Former Wichita officer who had sex with inmate in parking lot loses license: official

A former Wichita police officer who would sign an inmate out of work release to take him to church but then instead go have sex in a parking lot had her law enforcement license revoked last month.

Madison Callender also sent nude photos of herself to the inmate’s Kansas Department of Corrections-issued phone and sent and checked messages from the inmate while on duty, the Kansas Commission on Peace Officers’ Standards and Training reported.

And when department blocked her contact with the inmate, Callender tried to set up her mother as a contact with the inmate instead, KSCPOST reported in a summary about Callender’s certification being revoked. KSCPOST oversees officer certifications in Kansas.
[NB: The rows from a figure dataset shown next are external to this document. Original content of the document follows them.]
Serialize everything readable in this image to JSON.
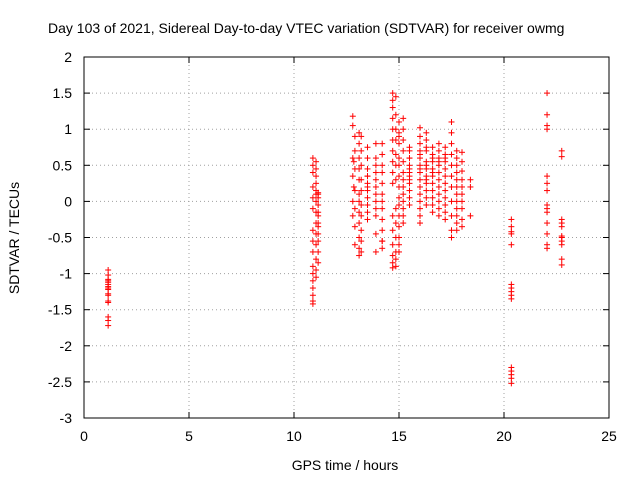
{
  "chart_data": {
    "type": "scatter",
    "title": "Day 103 of 2021, Sidereal Day-to-day VTEC variation (SDTVAR) for receiver owmg",
    "xlabel": "GPS time / hours",
    "ylabel": "SDTVAR / TECUs",
    "xlim": [
      0,
      25
    ],
    "ylim": [
      -3,
      2
    ],
    "xticks": [
      "0",
      "5",
      "10",
      "15",
      "20",
      "25"
    ],
    "yticks": [
      "2",
      "1.5",
      "1",
      "0.5",
      "0",
      "-0.5",
      "-1",
      "-1.5",
      "-2",
      "-2.5",
      "-3"
    ],
    "grid": true,
    "marker": "+",
    "color": "#ff0000",
    "series": [
      {
        "name": "SDTVAR",
        "x": [
          1.15,
          1.15,
          1.15,
          1.15,
          1.15,
          1.15,
          1.15,
          1.15,
          1.15,
          1.15,
          1.15,
          1.15,
          1.15,
          1.15,
          1.15,
          1.15,
          10.9,
          10.9,
          10.9,
          10.9,
          10.9,
          10.9,
          10.9,
          10.9,
          10.9,
          10.9,
          10.9,
          10.9,
          10.9,
          10.9,
          10.9,
          10.9,
          11.05,
          11.05,
          11.05,
          11.05,
          11.05,
          11.05,
          11.05,
          11.05,
          11.05,
          11.05,
          11.05,
          11.05,
          11.05,
          11.05,
          11.15,
          11.15,
          11.15,
          11.15,
          11.15,
          11.15,
          11.15,
          11.15,
          11.15,
          11.15,
          11.15,
          11.15,
          12.8,
          12.8,
          12.8,
          12.8,
          12.8,
          12.8,
          12.85,
          12.85,
          12.9,
          12.9,
          12.9,
          12.9,
          12.9,
          12.9,
          12.9,
          13.1,
          13.1,
          13.1,
          13.1,
          13.1,
          13.1,
          13.1,
          13.1,
          13.1,
          13.1,
          13.1,
          13.1,
          13.2,
          13.2,
          13.2,
          13.2,
          13.2,
          13.2,
          13.2,
          13.2,
          13.2,
          13.2,
          13.5,
          13.5,
          13.5,
          13.5,
          13.5,
          13.5,
          13.5,
          13.5,
          13.5,
          13.5,
          13.5,
          13.5,
          13.9,
          13.9,
          13.9,
          13.9,
          13.9,
          13.9,
          13.9,
          13.9,
          13.9,
          13.9,
          13.9,
          13.9,
          14.2,
          14.2,
          14.2,
          14.2,
          14.2,
          14.2,
          14.2,
          14.2,
          14.2,
          14.2,
          14.2,
          14.2,
          14.2,
          14.7,
          14.7,
          14.7,
          14.7,
          14.7,
          14.7,
          14.7,
          14.7,
          14.7,
          14.7,
          14.7,
          14.7,
          14.7,
          14.7,
          14.7,
          14.7,
          14.85,
          14.85,
          14.85,
          14.85,
          14.85,
          14.85,
          14.85,
          14.85,
          14.85,
          14.85,
          14.85,
          14.85,
          14.85,
          15.0,
          15.0,
          15.0,
          15.0,
          15.0,
          15.0,
          15.0,
          15.0,
          15.0,
          15.0,
          15.0,
          15.0,
          15.0,
          15.0,
          15.0,
          15.2,
          15.2,
          15.2,
          15.2,
          15.2,
          15.2,
          15.2,
          15.2,
          15.2,
          15.2,
          15.2,
          15.2,
          15.2,
          15.5,
          15.5,
          15.5,
          15.5,
          15.5,
          15.5,
          15.5,
          15.5,
          15.5,
          15.5,
          15.5,
          15.5,
          15.5,
          16.0,
          16.0,
          16.0,
          16.0,
          16.0,
          16.0,
          16.0,
          16.0,
          16.0,
          16.0,
          16.0,
          16.0,
          16.0,
          16.0,
          16.0,
          16.0,
          16.3,
          16.3,
          16.3,
          16.3,
          16.3,
          16.3,
          16.3,
          16.3,
          16.3,
          16.3,
          16.3,
          16.3,
          16.3,
          16.6,
          16.6,
          16.6,
          16.6,
          16.6,
          16.6,
          16.6,
          16.6,
          16.6,
          16.6,
          16.6,
          16.6,
          16.9,
          16.9,
          16.9,
          16.9,
          16.9,
          16.9,
          16.9,
          16.9,
          16.9,
          16.9,
          16.9,
          16.9,
          17.2,
          17.2,
          17.2,
          17.2,
          17.2,
          17.2,
          17.2,
          17.2,
          17.2,
          17.2,
          17.2,
          17.2,
          17.5,
          17.5,
          17.5,
          17.5,
          17.5,
          17.5,
          17.5,
          17.5,
          17.5,
          17.5,
          17.5,
          17.75,
          17.75,
          17.75,
          17.75,
          17.75,
          17.75,
          17.75,
          17.75,
          17.75,
          17.75,
          17.75,
          17.75,
          18.0,
          18.0,
          18.0,
          18.0,
          18.0,
          18.0,
          18.0,
          18.0,
          18.0,
          18.0,
          18.4,
          18.4,
          18.4,
          20.35,
          20.35,
          20.35,
          20.35,
          20.35,
          20.35,
          20.35,
          20.35,
          20.35,
          20.35,
          20.35,
          20.35,
          20.35,
          20.35,
          20.35,
          22.05,
          22.05,
          22.05,
          22.05,
          22.05,
          22.05,
          22.05,
          22.05,
          22.05,
          22.05,
          22.05,
          22.05,
          22.05,
          22.05,
          22.75,
          22.75,
          22.75,
          22.75,
          22.75,
          22.75,
          22.75,
          22.75,
          22.75,
          22.75,
          22.75
        ],
        "y": [
          -0.95,
          -1.02,
          -1.08,
          -1.1,
          -1.12,
          -1.15,
          -1.18,
          -1.2,
          -1.22,
          -1.28,
          -1.3,
          -1.38,
          -1.4,
          -1.6,
          -1.65,
          -1.72,
          -1.42,
          -1.38,
          -1.3,
          -1.2,
          -1.1,
          -1.0,
          -0.9,
          -0.7,
          -0.55,
          -0.4,
          -0.1,
          0.05,
          0.2,
          0.4,
          0.5,
          0.6,
          -1.05,
          -0.95,
          -0.8,
          -0.6,
          -0.45,
          -0.3,
          -0.15,
          0.0,
          0.1,
          0.25,
          0.35,
          0.45,
          0.55,
          0.15,
          -0.85,
          -0.7,
          -0.55,
          -0.45,
          -0.3,
          -0.2,
          -0.05,
          0.05,
          0.1,
          0.12,
          -0.15,
          -0.35,
          1.18,
          1.05,
          0.6,
          0.35,
          0.0,
          -0.2,
          0.55,
          0.2,
          0.9,
          0.7,
          0.45,
          0.15,
          -0.1,
          -0.35,
          -0.6,
          0.95,
          0.8,
          0.6,
          0.45,
          0.3,
          0.1,
          0.0,
          -0.15,
          -0.3,
          -0.5,
          -0.65,
          -0.75,
          0.9,
          0.7,
          0.5,
          0.3,
          0.15,
          -0.05,
          -0.2,
          -0.4,
          -0.55,
          -0.7,
          0.75,
          0.6,
          0.45,
          0.35,
          0.25,
          0.15,
          0.05,
          -0.05,
          -0.15,
          -0.25,
          0.35,
          0.2,
          0.8,
          0.6,
          0.5,
          0.4,
          0.3,
          0.2,
          0.1,
          0.0,
          -0.1,
          -0.2,
          -0.45,
          -0.7,
          0.8,
          0.65,
          0.5,
          0.4,
          0.25,
          0.1,
          0.0,
          -0.1,
          -0.25,
          -0.4,
          -0.55,
          -0.65,
          -0.55,
          1.5,
          1.4,
          1.3,
          1.15,
          1.0,
          0.85,
          0.7,
          0.55,
          0.4,
          0.25,
          -0.2,
          -0.4,
          -0.6,
          -0.75,
          -0.85,
          -0.92,
          1.45,
          1.2,
          1.0,
          0.85,
          0.65,
          0.5,
          0.3,
          -0.1,
          -0.3,
          -0.5,
          -0.7,
          -0.8,
          -0.9,
          1.1,
          0.95,
          0.8,
          0.6,
          0.5,
          0.35,
          0.2,
          0.05,
          -0.05,
          -0.2,
          -0.35,
          -0.5,
          -0.6,
          -0.7,
          0.9,
          1.15,
          1.0,
          0.85,
          0.7,
          0.55,
          0.4,
          0.3,
          0.2,
          0.1,
          0.0,
          -0.1,
          -0.2,
          -0.3,
          0.75,
          0.6,
          0.45,
          0.35,
          0.25,
          0.15,
          0.05,
          -0.05,
          0.5,
          0.4,
          0.3,
          0.6,
          0.7,
          1.02,
          0.9,
          0.8,
          0.7,
          0.6,
          0.5,
          0.4,
          0.3,
          0.2,
          0.1,
          0.0,
          -0.1,
          -0.2,
          -0.3,
          0.65,
          0.45,
          0.95,
          0.85,
          0.7,
          0.55,
          0.45,
          0.35,
          0.25,
          0.15,
          0.05,
          -0.05,
          0.75,
          0.5,
          0.3,
          0.75,
          0.65,
          0.55,
          0.45,
          0.35,
          0.25,
          0.15,
          0.05,
          -0.05,
          -0.15,
          0.6,
          0.4,
          0.8,
          0.7,
          0.6,
          0.5,
          0.4,
          0.3,
          0.2,
          0.1,
          0.0,
          -0.1,
          -0.2,
          0.55,
          0.75,
          0.65,
          0.55,
          0.45,
          0.35,
          0.25,
          0.15,
          0.05,
          -0.05,
          -0.15,
          -0.25,
          0.6,
          1.1,
          0.95,
          0.8,
          0.65,
          0.5,
          0.35,
          0.2,
          0.0,
          -0.2,
          -0.4,
          -0.5,
          0.7,
          0.6,
          0.5,
          0.4,
          0.3,
          0.2,
          0.1,
          0.0,
          -0.1,
          -0.2,
          -0.3,
          -0.4,
          0.68,
          0.55,
          0.42,
          0.3,
          0.2,
          0.1,
          0.0,
          -0.1,
          -0.25,
          -0.35,
          0.3,
          0.2,
          -0.2,
          -0.25,
          -0.35,
          -0.42,
          -0.45,
          -0.6,
          -1.15,
          -1.2,
          -1.25,
          -1.3,
          -1.35,
          -2.3,
          -2.35,
          -2.4,
          -2.45,
          -2.52,
          1.5,
          1.2,
          1.05,
          1.0,
          0.35,
          0.25,
          0.15,
          -0.05,
          -0.1,
          -0.15,
          -0.3,
          -0.45,
          -0.6,
          -0.65,
          0.7,
          0.62,
          -0.25,
          -0.3,
          -0.35,
          -0.48,
          -0.5,
          -0.55,
          -0.6,
          -0.8,
          -0.88
        ]
      }
    ]
  }
}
Callender worked for the Kansas Department of Corrections from July to December in 2020 and then with the Wichita Police Department from January to November in 2021. She appeared as a recruit in a police training video in April 2021.

She supervised the inmate, who is identified in the KSCPOST summary by initials, while working for the Kansas Department of Corrections. She knew he was an “incarcerated convicted felon” when they started a relationship in July 2021, the summary says.

She gave inconsistent information about how the relationship started, the summary says.

To a police investigator, she said the inmate contacted her on Facebook and she gave him her number. To a KSCPOST investigator, she said they started talking when she ran into the inmate at Walmart while he was on a sanctioned release, then he later contacted her on Facebook.

Callender would sign out the inmate from work release on Sundays to take him to church and have sex in a nearby parking lot, the summary says, adding that “there was a reasonable anticipation that they could be viewed by others.” She told the police department it happened four or five times and a KSCPOST investigator that it happened once or twice.

The inmate also had his phone seized once nude photos were found on it, the summary says, so Callender and inmate then had to communicate through the monitored jail messaging system. They sent 1,244 messages from September to October 2021, including 38 she sent and 41 she read while on duty.

“(Callender) and B.S. exchanged messages indicating the need to be careful in their communications as KDOC was monitoring the conversation,” the summary says. “Once her phone access to B.S. was restricted, (Callender) attempted to circumvent the KDOC system and have her mother authorized as a contact with B.S.”